Let me make Faiq Irfan's answer easier to understand using "proof by example".
We know that
$$e = \lim_{n\rightarrow\infty}\left(1+\frac 1n\right)^n$$
where $n$ goes to infinity as a real number (not as a natural number).
Let $m=2023n$, i.e., $n=\frac m{2023}$.
$$e = \lim_{\frac m{2023}\to\infty}\left(1+\frac 1{\frac m{2023}}\right)^{\frac m{2023}}$$
Since $\frac m{2023}\to\infty$ if and only $m\to\infty$ (thanks to $2023>0$), we have
$$e = \lim_{m\rightarrow\infty}\left(1+\frac 1{\frac m{2023}}\right)^{\frac m{2023}}$$
Now raising both side to the power of $2023$, we get
$$\begin{aligned}e^{2023}
&= \left(\lim_{m\rightarrow\infty}\left(1+\frac 1{\frac m{2023}}\right)^{\frac m{2023}}\right)^{2023}\\
&= \lim_{m\rightarrow\infty}\left(\left(1+\frac 1{\frac m{2023}}\right)^{\frac m{2023}}\right)^{2023}\\
&= \lim_{m\rightarrow\infty}\left(1+\frac {2023}{m}\right)^m
\end{aligned}$$
Well, there is nothing particular about $2023$ except that $2023>0$. Hence, we can replace $2023$ by any $x>0$.
$$e^{x} = \lim_{m\rightarrow\infty}\left(1+\frac {x}{m}\right)^m$$
In case the symbol $n$ is preferred, we can replace $m$ by $n$ to get
$$e^{x} = \lim_{n\rightarrow\infty}\left(1+\frac {x}{n}\right)^n$$
Once you have verified the proof above, you can see that instead of replacing $n$ by $\frac m{2023}$ in the first step, we can replace $n$ by $\frac n{x}$, where $n$ in $\frac nx$ means the $m$ in $\frac m{2023}$ and $x$ in $\frac nx$ means 2023 in $\frac m{2023}$, treating $x$ as a constant $>0$. We will recover Faiq Irfan's answer.

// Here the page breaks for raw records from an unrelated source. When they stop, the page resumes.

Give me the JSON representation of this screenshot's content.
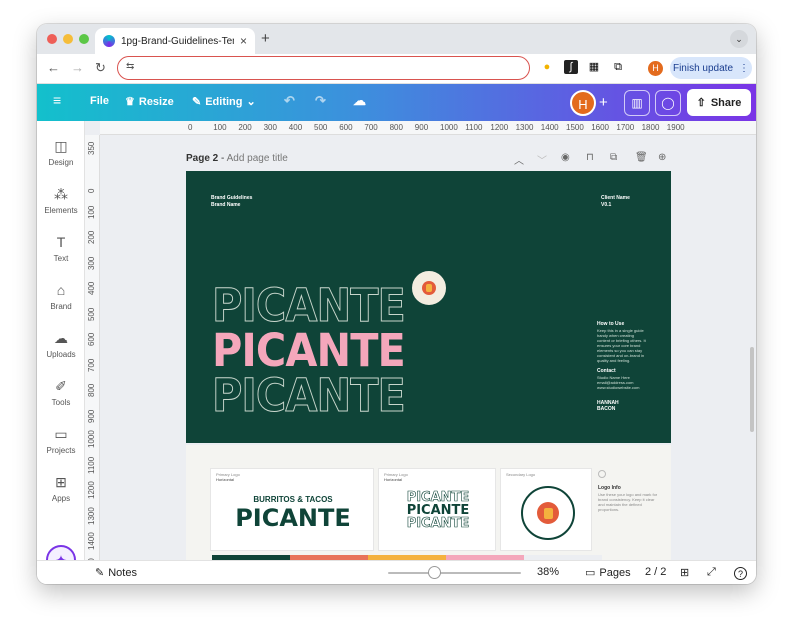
{
  "browser": {
    "tab_title": "1pg-Brand-Guidelines-Templ",
    "tab_close": "×",
    "new_tab": "+",
    "tab_menu": "⌄",
    "url_icon": "⇆",
    "finish_update": "Finish update",
    "profile_initial": "H"
  },
  "toolbar": {
    "file": "File",
    "resize": "Resize",
    "editing": "Editing",
    "share": "Share",
    "user_initial": "H"
  },
  "sidebar": {
    "items": [
      {
        "label": "Design",
        "icon": "design-icon"
      },
      {
        "label": "Elements",
        "icon": "elements-icon"
      },
      {
        "label": "Text",
        "icon": "text-icon"
      },
      {
        "label": "Brand",
        "icon": "brand-icon"
      },
      {
        "label": "Uploads",
        "icon": "uploads-icon"
      },
      {
        "label": "Tools",
        "icon": "tools-icon"
      },
      {
        "label": "Projects",
        "icon": "projects-icon"
      },
      {
        "label": "Apps",
        "icon": "apps-icon"
      }
    ]
  },
  "ruler": {
    "h": [
      "0",
      "100",
      "200",
      "300",
      "400",
      "500",
      "600",
      "700",
      "800",
      "900",
      "1000",
      "1100",
      "1200",
      "1300",
      "1400",
      "1500",
      "1600",
      "1700",
      "1800",
      "1900"
    ],
    "v": [
      "350",
      "0",
      "100",
      "200",
      "300",
      "400",
      "500",
      "600",
      "700",
      "800",
      "900",
      "1000",
      "1100",
      "1200",
      "1300",
      "1400",
      "1500"
    ]
  },
  "page": {
    "label": "Page 2",
    "separator": " - ",
    "add_title": "Add page title"
  },
  "design": {
    "brand_guidelines": "Brand Guidelines",
    "brand_name": "Brand Name",
    "client_name": "Client Name",
    "version": "V0.1",
    "word": "PICANTE",
    "how_to_use": "How to Use",
    "how_to_use_body": "Keep this in a single guide handy when creating content or briefing others. It ensures your core brand elements so you can stay consistent and on-brand in quality and feeling.",
    "contact": "Contact",
    "contact_body": "Studio Name Here email@address.com www.studiowebsite.com",
    "studio": "HANNAH BACON",
    "primary_logo": "Primary Logo",
    "horizontal": "Horizontal",
    "secondary_logo": "Secondary Logo",
    "logo_tagline": "BURRITOS & TACOS",
    "logo_word": "PICANTE",
    "logo_info": "Logo Info",
    "logo_info_body": "Use these your logo and mark for brand consistency. Keep it clear and maintain the defined proportions."
  },
  "status": {
    "notes": "Notes",
    "zoom": "38%",
    "pages": "Pages",
    "page_count": "2 / 2",
    "help": "?"
  }
}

So the change of variable in Fraq Irfan's answer is pretty natural. It is just a linear change of one variable.
By the way, Faiq Irfan's answer misses the case when $x\le0$.
For the case when $x<0$, we can prove first
$$e^{-1} = \lim_{n\rightarrow\infty}\left(1-\frac 1n\right)^n$$
and then proceed similarly to the case above for $x>0$.

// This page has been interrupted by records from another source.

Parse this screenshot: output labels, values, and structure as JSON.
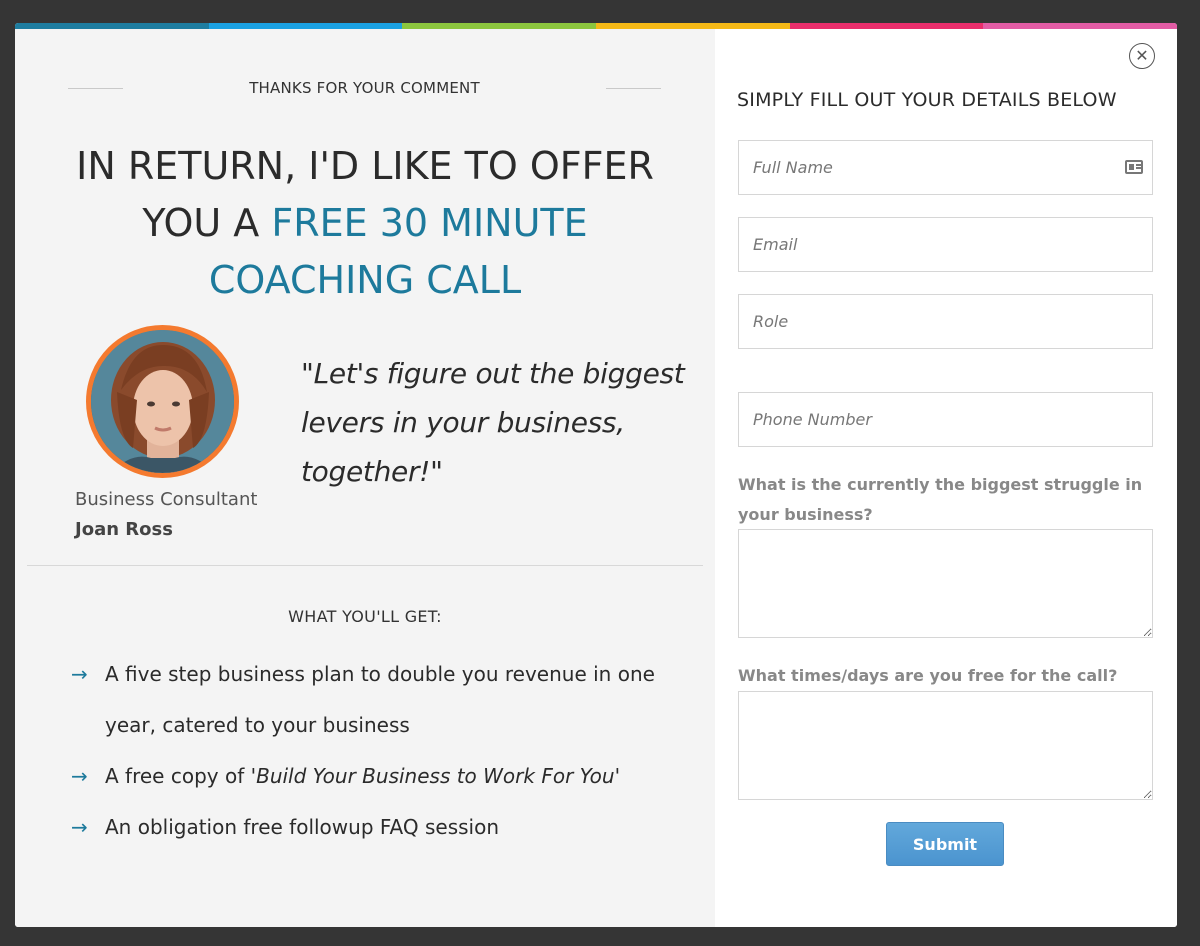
{
  "colors": {
    "strip": [
      "#1e7da0",
      "#1ba1e2",
      "#8cc63e",
      "#f5b917",
      "#ea2e6c",
      "#e35ca5"
    ],
    "accent": "#1d7a9c",
    "avatar_ring": "#f47a2f",
    "submit": "#4b94cf"
  },
  "left": {
    "thanks": "THANKS FOR YOUR COMMENT",
    "headline_part1": "IN RETURN, I'D LIKE TO OFFER YOU A ",
    "headline_accent": "FREE 30 MINUTE COACHING CALL",
    "quote": "\"Let's figure out the biggest levers in your business, together!\"",
    "role": "Business Consultant",
    "name": "Joan Ross",
    "get_title": "WHAT YOU'LL GET:",
    "benefits": [
      {
        "text": "A five step business plan to double you revenue in one year, catered to your business"
      },
      {
        "pre": "A free copy of '",
        "em": "Build Your Business to Work For You",
        "post": "'"
      },
      {
        "text": "An obligation free followup FAQ session"
      }
    ]
  },
  "form": {
    "title": "SIMPLY FILL OUT YOUR DETAILS BELOW",
    "full_name_placeholder": "Full Name",
    "email_placeholder": "Email",
    "role_placeholder": "Role",
    "phone_placeholder": "Phone Number",
    "struggle_label": "What is the currently the biggest struggle in your business?",
    "times_label": "What times/days are you free for the call?",
    "submit_label": "Submit",
    "close_glyph": "✕"
  },
  "icons": {
    "close": "close-icon",
    "arrow": "arrow-right-icon",
    "contact_card": "contact-card-icon"
  }
}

The case when $x=0$ is trivial.
In case you believe
$$e = \lim_{n\rightarrow\infty}\left(1+\frac 1n\right)^n$$
should be understood as
$$e = \lim_{n\rightarrow\infty,\ n\in \Bbb N}\left(1+\frac 1n\right)^n\tag{*}\label{*}$$
let me prove that $\eqref{*}$ implies
$$e = \lim_{n\rightarrow\infty,\ n\in \Bbb R}\left(1+\frac 1n\right)^n\tag{***}\label{***}$$
$$\begin{aligned}
\lim_{n\rightarrow\infty,\ n\in \Bbb R}\left(1+\frac 1n\right)^n
&\le\lim_{n\rightarrow\infty,\ n\in \Bbb R}\left(1+\frac 1{\lfloor n\rfloor}\right)^{\lceil n\rceil}\le\lim_{m\rightarrow\infty,\ m\in \Bbb N}\left(1+\frac 1m\right)^{m+1}\\
&=\lim_{m\rightarrow\infty,\ m\in \Bbb N}\left(1+\frac 1m\right)^m\lim_{m\rightarrow\infty,\ m\in \Bbb N}\left(1+\frac 1m\right)^1=e\cdot1=e\\
\lim_{n\rightarrow\infty,\ n\in \Bbb R}\left(1+\frac 1n\right)^n
&\ge\lim_{n\rightarrow\infty,\ n\in \Bbb R}\left(1+\frac 1{\lceil n\rceil}\right)^{\lfloor n\rfloor}\ge\lim_{m\rightarrow\infty,\ m\in \Bbb N}\left(1+\frac 1m\right)^{m-1}\\
&=\lim_{m\rightarrow\infty,\ m\in \Bbb N}\left(1+\frac 1m\right)^m\lim_{m\rightarrow\infty,\ m\in \Bbb N}\left(1+\frac 1m\right)^{-1}=e\cdot1=e
\end{aligned}$$
Hence,
$$\lim_{n\rightarrow\infty,\ n\in \Bbb R}\left(1+\frac 1n\right)^n=e$$.